Viva la differencia!

 

 

 

Ich denke an Moni, sie wird mich im Ziel in Einzelteile zerlegen, zu Recht, sehe ich jetzt ein, ich habe sie hier hergelockt, angemeldet, eigentlich war ihr das von Anfang an zu heavy. Aber sie hat auch nicht nein gesagt….

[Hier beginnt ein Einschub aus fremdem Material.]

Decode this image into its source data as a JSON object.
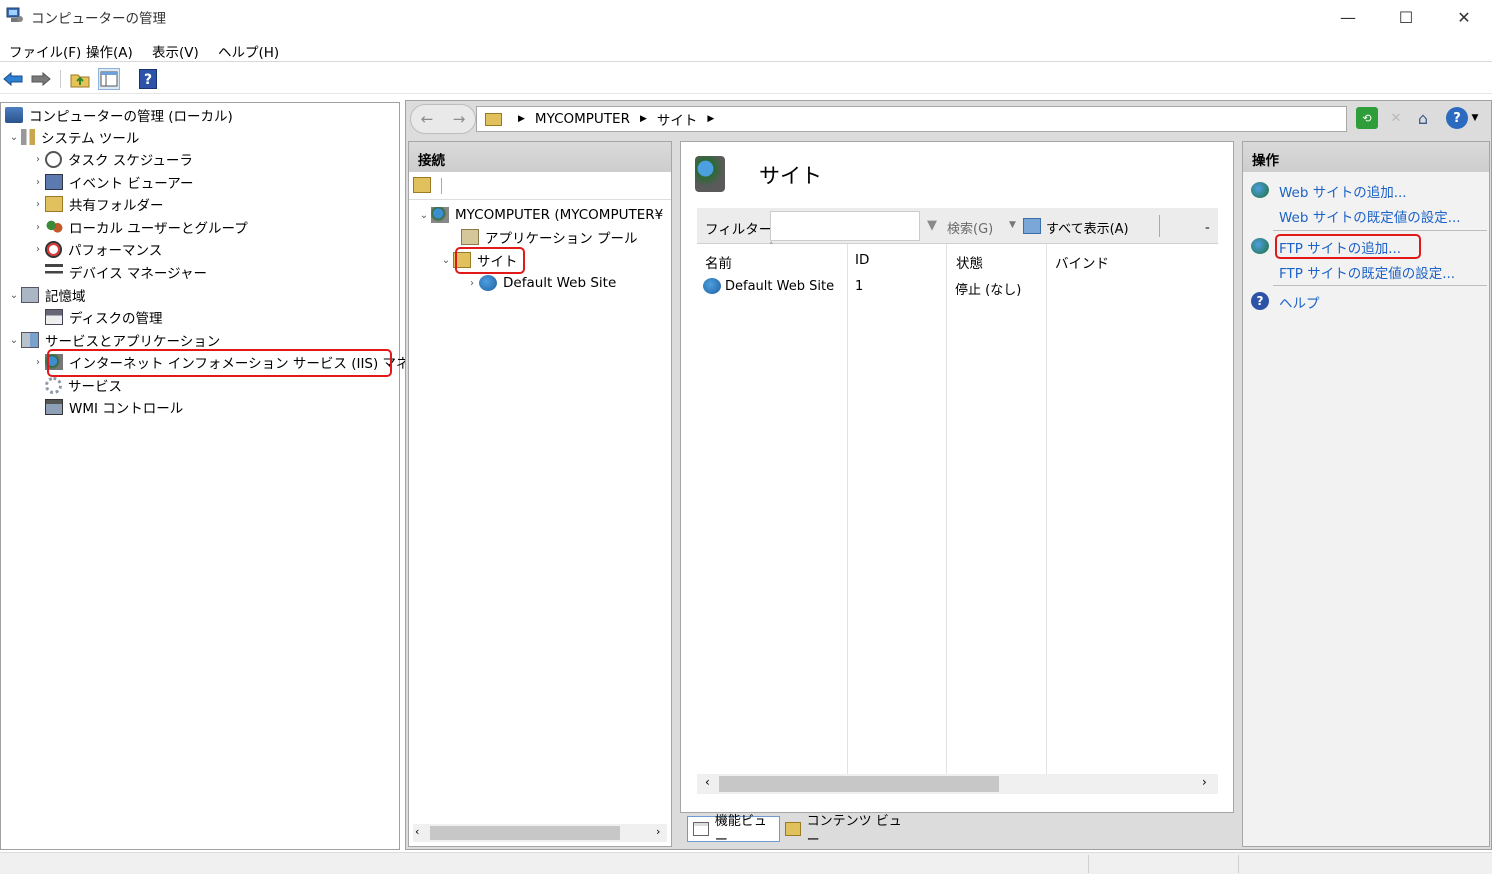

Endlich oben, denke ich, jetzt geht´s nur noch runter.
Falsch, nach einem Stück welligen Hochplateaus folgt noch eine Rampe, der 5. Berg, ich habe mich verzählt, und verzockt, die Raserei am Anfang, der Vortag, was immer, machen sich endgültig bemerkbar.
20 km vor der Streckenteilung zeigt der Computer deutlich:
zu langsam, zuviel Auszeit, keine Körner mehr, und jetzt kommen auf 40 km noch 4 Colli, davon zwei harte….
Bei einem Puls von durchschnittlich 145 und Gummibeinen setzt sich Vernunft durch, so sieht das auch der Veranstalter, bei km 105 werde ich automatisch auf die 130er-Strecke gewunken, Kontrollschluß für die Marathonies.
so what!

Eine schnelle Kalkulation: ich brauche auch so mindestens 7 Stunden für die kleine Runde.
Jetzt die letzten 25 km nur noch runter. Runter in der Emiglia: jetzt bläst eine Wind mit 5 Bft. Wind hier kommt aber immer von vorn, offenbar ehernes Radfahrer-Gesetz…
Ultraschnelle aus der Langstrecke, die jetzt von hinten aufkommen, helfen für 3 oder 4 km, die nächste, wenn auch kurze Rampe weist mich auf meinen Platz als natural born looser… aber dafür habe ich noch Haare an den Beinen. Mittlerweile wird die Verpflegung abgebaut, jetzt noch ne Cola wäre super.
Und: ganze Gruppettos sitzen in den Cafés und conossieren, ihnen ist jede Zeit recht, und mich treibt immer noch die Uhr. Wenn ich an Moni denke, leide ich.

Komplett daneben.
Flamme Rouge. Vor mir fährt eine Frau, die ich schon öfters gesehen habe. Figur, Trikot, Windweste, der konstante schwere Tritt, Kette rechts, oft gesehen. Ich also in den Wiegetritt, ein Blick im Vorbeifahren, sie ist es.
Hola, Mo, que tal?
Deja me, ich bin sowas von durch…
…und wie kommst du dann jetzt hierher?
Schweigen.
Wir fahren gemeinsam durch den Zielbogen, Medaillen werden drapiert, Blumen für Le Donne, leider werde ich aber nicht abgebusselt von den Dorfschönen, das macht dann aber meine Donna, und richtig sprechen können wir sowieso erst nach langen atemlosen Minuten.
Wir sind beide im Adrenalinrausch… die Italianos und deren zahlreiche Attachments offenbar auch, der Lärm auf der Pasta-Party ist grandios, für uns aber auf Dauer zu heftig. Wir feiern dann lieber in der Hafenmeile von Cesenatico ab, anderen ging´s offenbar genauso, so beenden wir beim Warten auf unseren Shuttle zum Hotel den harten Tag in einer netten Sportsbar mit netten Leuten am Stadion von Cesenatico.

 

 

 

 

 

 

 

 

 

 

 

 

 

 

 

 

 

 

ps. Moni hat mich offenbar auf meiner Café-Pause überholt, und ist stark gefahren. ich schneller, sie konstanter, im Effekt: gemeinsam durchs Ziel.
Was wollen wir mehr….

pps. Marco lebt!
Das erzählt man hier an jeder Ecke, an Mauern Graffitos, Poster in den Bars, wir haben uns gefragt, guckt er aus dem Rennfahrerhimmel oder der Kokserhölle?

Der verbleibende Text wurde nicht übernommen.